First and foremost...faith. Jana was very proud to be a Christian, as am I, but she was never afraid to tell people about it, and that's something I hope to be able to do a little better. Without my faith, and the promise of heaven I don't know how I would be able to cope.

Secondly, a can-do attitude. Jana wasn't afraid to try anything. I've always been much more cautious. But believing in myself and knowing, with time, this pain will begin to heal is something I really need.

Third, a sense of humor. Jana was always laughing and her laughter was contagious. She was always cracking jokes (often at the expense of "your momma") and lived life to the fullest. Those first few days when I thought I couldn't do anything I just remember thinking that I had to, for Jana's sake. She wouldn't want me, or anyone, sitting around feeling sad, but rather laughing at the memories we shared with her. And I've done just that.
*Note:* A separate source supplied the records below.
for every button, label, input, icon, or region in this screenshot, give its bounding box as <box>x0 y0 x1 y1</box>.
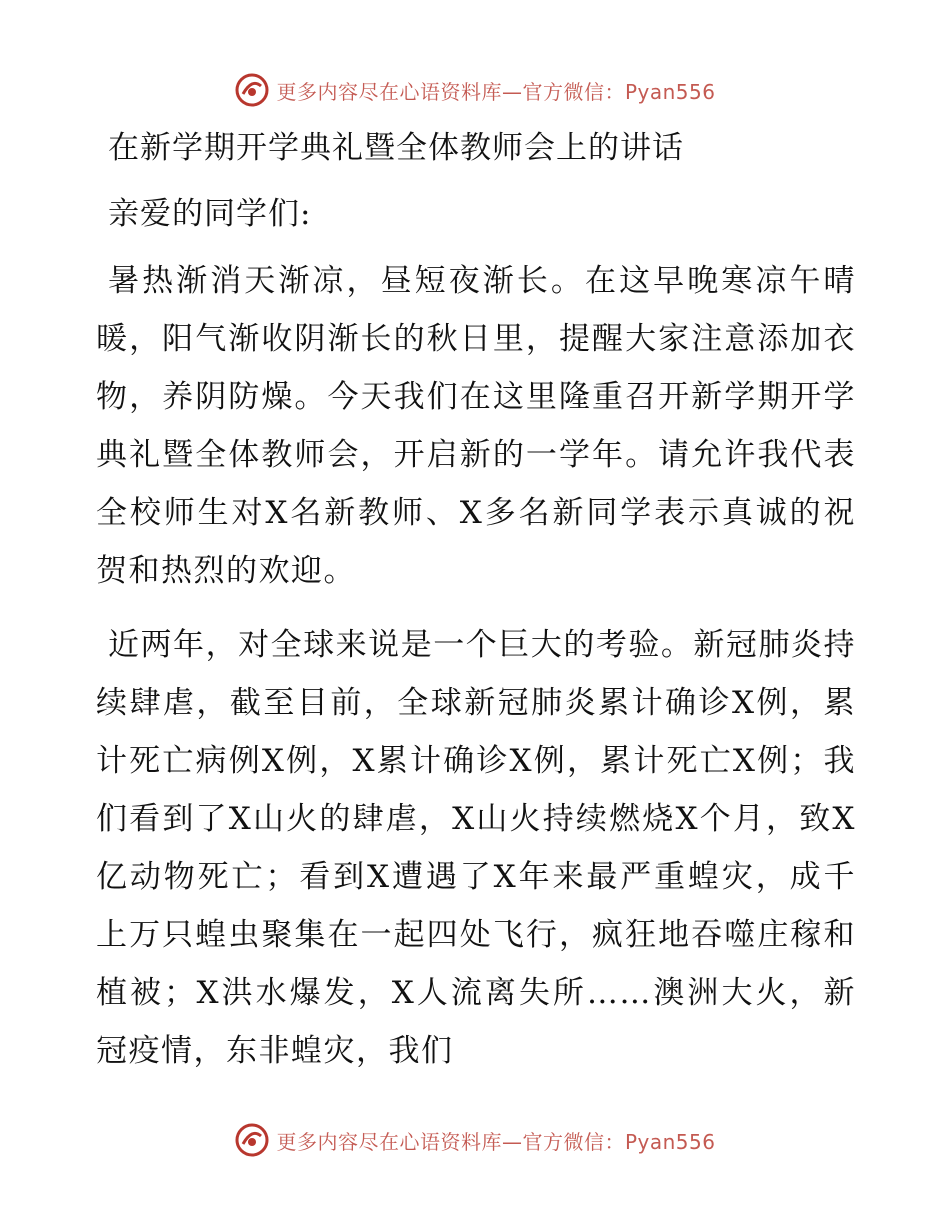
document-body <box>96 122 856 1096</box>
brand-logo-icon <box>234 72 270 108</box>
paragraph: 暑热渐消天渐凉，昼短夜渐长。在这早晚寒凉午晴暖，阳气渐收阴渐长的秋日里，提醒大家注意添加衣物，养阴防燥。今天我们在这里隆重召开新学期开学典礼暨全体教师会，开启新的一学年。请允许我代表全校师生对X名新教师、X多名新同学表示真诚的祝贺和热烈的欢迎。 <box>96 263 856 589</box>
header-banner-text: 更多内容尽在心语资料库—官方微信：Pyan556 <box>276 79 716 104</box>
document-title: 在新学期开学典礼暨全体教师会上的讲话 <box>108 130 684 166</box>
greeting: 亲爱的同学们: <box>108 196 312 232</box>
header-banner <box>0 70 950 110</box>
brand-logo-icon <box>234 1122 270 1158</box>
paragraph: 近两年，对全球来说是一个巨大的考验。新冠肺炎持续肆虐，截至目前，全球新冠肺炎累计确诊X例，累计死亡病例X例，X累计确诊X例，累计死亡X例；我们看到了X山火的肆虐，X山火持续燃烧X个月，致X亿动物死亡；看到X遭遇了X年来最严重蝗灾，成千上万只蝗虫聚集在一起四处飞行，疯狂地吞噬庄稼和植被；X洪水爆发，X人流离失所……澳洲大火，新冠疫情，东非蝗灾，我们 <box>96 627 856 1069</box>
footer-banner-text: 更多内容尽在心语资料库—官方微信：Pyan556 <box>276 1129 716 1154</box>
footer-banner <box>0 1120 950 1160</box>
I've continued to live and make new memories. Some of them have been hard...she should have been involved in making some of those memories, and it just wasn't the same without her. But for the rest of us here, life goes on, and we should enjoy it.

There were many other things I admired about Jana, but these are the top three that have helped me. The way Jana lived makes her death easier to deal with. No wondering where she is now, or what she'd want from us. I do miss her, but we've continued to enjoy our summer as a family, exactly like I know she'd want us to. Thank you Jana, for all these lessons you're teaching me. And thank you for living life as you did, you are missed and loved.